Under the scope of the tender, developers must identify project sites, install and own the renewable energy facilities, and secure grid connectivity. They will also be responsible for obtaining all regulatory approvals and ensuring interconnection with the ISTS network, the state transmission utility (STU), or the intrastate transmission system (InSTS).

Bidders must pay a bid document fee of Rs 50,000 and a bid processing fee of Rs 20,000 per MW. The earnest money deposit (EMD) will be calculated based on the installed capacities of solar, wind, and energy storage components included in the project. In addition, developers must furnish a performance bank guarantee calculated using a separate formula linked to the capacities of the renewable and storage components.

Selected bidders will also need to pay success charges of up to Rs 100,000 per MW and payment security mechanism charges of up to Rs 0.02 per kWh. They will be responsible for transmitting power up to the interconnection point and covering all related transmission expenses.

Developers with existing renewable energy or storage projects that have untied capacity, including those under construction, are also eligible to participate. Projects must be designed to connect to ISTS substations at a minimum voltage level of 220 kV. For projects connected to the STU or intrastate transmission network, the interconnection voltage must comply with state regulations.

Energy storage systems used in the projects must be charged using renewable power. These storage facilities can either be owned by the project developer or by a third party and may be located at the same site as the renewable project or at a separate location.

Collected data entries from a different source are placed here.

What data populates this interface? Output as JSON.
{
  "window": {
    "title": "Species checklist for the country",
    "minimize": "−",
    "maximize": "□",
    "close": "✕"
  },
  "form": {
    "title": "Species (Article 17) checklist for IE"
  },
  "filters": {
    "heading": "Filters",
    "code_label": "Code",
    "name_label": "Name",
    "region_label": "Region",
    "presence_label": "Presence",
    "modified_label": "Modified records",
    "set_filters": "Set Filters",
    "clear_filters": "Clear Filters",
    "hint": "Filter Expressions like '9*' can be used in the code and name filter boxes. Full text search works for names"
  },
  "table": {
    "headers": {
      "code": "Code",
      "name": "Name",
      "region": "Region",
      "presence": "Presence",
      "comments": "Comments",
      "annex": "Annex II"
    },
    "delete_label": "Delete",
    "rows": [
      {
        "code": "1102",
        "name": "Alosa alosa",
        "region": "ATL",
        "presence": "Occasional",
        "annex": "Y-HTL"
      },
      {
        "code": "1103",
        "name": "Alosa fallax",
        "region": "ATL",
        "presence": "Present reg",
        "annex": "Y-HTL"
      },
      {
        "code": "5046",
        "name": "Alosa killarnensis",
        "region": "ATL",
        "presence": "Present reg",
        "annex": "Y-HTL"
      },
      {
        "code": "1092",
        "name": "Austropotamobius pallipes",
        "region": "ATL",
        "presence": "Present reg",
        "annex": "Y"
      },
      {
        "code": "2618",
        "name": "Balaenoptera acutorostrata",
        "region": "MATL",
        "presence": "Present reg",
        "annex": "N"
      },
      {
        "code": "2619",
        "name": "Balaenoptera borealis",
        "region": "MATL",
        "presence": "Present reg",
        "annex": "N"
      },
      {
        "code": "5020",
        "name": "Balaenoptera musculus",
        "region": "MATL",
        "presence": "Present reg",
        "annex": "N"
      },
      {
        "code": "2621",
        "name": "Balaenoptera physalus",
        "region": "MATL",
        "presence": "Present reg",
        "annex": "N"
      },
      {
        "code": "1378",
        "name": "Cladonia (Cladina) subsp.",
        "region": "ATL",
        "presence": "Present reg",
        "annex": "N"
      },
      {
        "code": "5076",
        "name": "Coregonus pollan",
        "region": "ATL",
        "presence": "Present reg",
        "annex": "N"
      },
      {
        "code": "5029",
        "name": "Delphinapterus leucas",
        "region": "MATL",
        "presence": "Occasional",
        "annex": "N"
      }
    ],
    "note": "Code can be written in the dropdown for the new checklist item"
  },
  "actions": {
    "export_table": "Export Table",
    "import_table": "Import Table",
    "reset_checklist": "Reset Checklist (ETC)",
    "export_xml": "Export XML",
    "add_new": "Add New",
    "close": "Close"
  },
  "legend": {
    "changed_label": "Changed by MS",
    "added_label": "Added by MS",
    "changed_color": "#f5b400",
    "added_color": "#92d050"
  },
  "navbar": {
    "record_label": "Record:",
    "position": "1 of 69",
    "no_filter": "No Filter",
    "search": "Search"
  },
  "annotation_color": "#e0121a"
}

Successful bidders must maintain a demand fulfillment ratio of at least 90% during peak hours and 80% during off-peak hours in every time block. However, developers may nominate two months between July and September when the requirement can be relaxed to 70%. Overall, the projects must achieve an annual demand fulfillment ratio of at least 90%.

The buying entity will designate six hours each day as peak demand periods within the time windows of 00:00–10:00 and 18:00–24:00. The renewable energy projects must be commissioned within 18 months from the effective date of the power purchase agreement.

Only commercially proven technologies are permitted to minimize operational risks and ensure timely power delivery. Wind turbines used in the projects must be certified models listed in the Ministry of New and Renewable Energy’s revised list of models and manufacturers, while solar modules and cells must be sourced from the approved list of models and manufacturers.

To qualify, bidders must have previously commissioned renewable energy projects within the last seven years with capacities linked to the bid size. Participants must quote a minimum capacity of 100 MW and can bid for up to 500 MW.

Financial eligibility requires bidders to maintain a net worth calculated based on the installed capacities of solar, wind, and storage components. Additionally, bidders must meet at least one financial criterion, such as maintaining a minimum annual turnover of Rs 4 million per MW in the last financial year, demonstrating internal resource generation capability through profit before depreciation, interest, and taxes of at least Rs 8 million, or presenting an in-principle sanction letter from lending institutions for a line of credit of at least Rs 10 million.